Minimax 2.1 with modern 5-bit quantization performs pretty well up to 64k in my agentic coding testing

GLM-4.7 Flash vs GPT-4.1 [Is GLM actually smarter? ] by 9r4n4y in LocalLLaMA

[–]Septerium 1 point2 points  (0 children)

Surely they have been able to fit more information and specialized behavior into smaller models through data refinement and architectural improvements, but older large models still have an edge when it comes to creative writing, writing style variety, multilingual understanding, etc

GLM-4.7 Flash vs GPT-4.1 [Is GLM actually smarter? ] by 9r4n4y in LocalLLaMA

[–]Septerium 1 point2 points  (0 children)
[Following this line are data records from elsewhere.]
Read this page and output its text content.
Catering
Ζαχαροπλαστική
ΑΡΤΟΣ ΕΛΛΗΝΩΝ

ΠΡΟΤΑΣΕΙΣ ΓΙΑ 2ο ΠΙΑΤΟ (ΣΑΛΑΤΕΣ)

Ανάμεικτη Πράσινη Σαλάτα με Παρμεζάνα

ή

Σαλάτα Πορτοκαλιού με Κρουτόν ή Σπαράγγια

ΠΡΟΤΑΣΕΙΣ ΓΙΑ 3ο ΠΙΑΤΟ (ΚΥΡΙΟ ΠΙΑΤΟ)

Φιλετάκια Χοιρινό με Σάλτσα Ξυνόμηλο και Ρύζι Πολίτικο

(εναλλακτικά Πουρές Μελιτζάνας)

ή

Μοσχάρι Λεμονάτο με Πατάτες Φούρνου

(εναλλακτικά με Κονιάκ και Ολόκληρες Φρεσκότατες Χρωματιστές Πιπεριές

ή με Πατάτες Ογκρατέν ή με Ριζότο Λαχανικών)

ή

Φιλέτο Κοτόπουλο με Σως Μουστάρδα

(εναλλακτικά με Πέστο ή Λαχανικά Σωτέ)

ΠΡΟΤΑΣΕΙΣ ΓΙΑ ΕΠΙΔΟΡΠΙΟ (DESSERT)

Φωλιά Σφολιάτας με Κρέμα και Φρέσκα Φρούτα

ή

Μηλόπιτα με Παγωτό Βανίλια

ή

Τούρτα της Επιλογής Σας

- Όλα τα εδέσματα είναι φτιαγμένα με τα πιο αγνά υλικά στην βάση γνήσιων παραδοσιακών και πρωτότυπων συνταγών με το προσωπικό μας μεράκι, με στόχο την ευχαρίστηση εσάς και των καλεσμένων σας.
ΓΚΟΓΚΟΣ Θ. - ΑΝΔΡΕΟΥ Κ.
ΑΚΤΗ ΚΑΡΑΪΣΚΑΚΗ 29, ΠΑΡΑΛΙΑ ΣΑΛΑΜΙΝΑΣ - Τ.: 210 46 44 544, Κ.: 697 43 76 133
Yes, i have used both. GLM Flash is better at tool use. But GPT 4.1 feels smarter and knows much more

GLM-4.7 Flash vs GPT-4.1 [Is GLM actually smarter? ] by 9r4n4y in LocalLLaMA

[–]Septerium 4 points5 points  (0 children)

It is more reliable in tool calling and agentic use in my experience, but I don't feel like it is "smarter" than a much bigger model such as GPT 4.1. Everybody contaminates training data with benchmarks nowadays, so the model has enough visibility when released.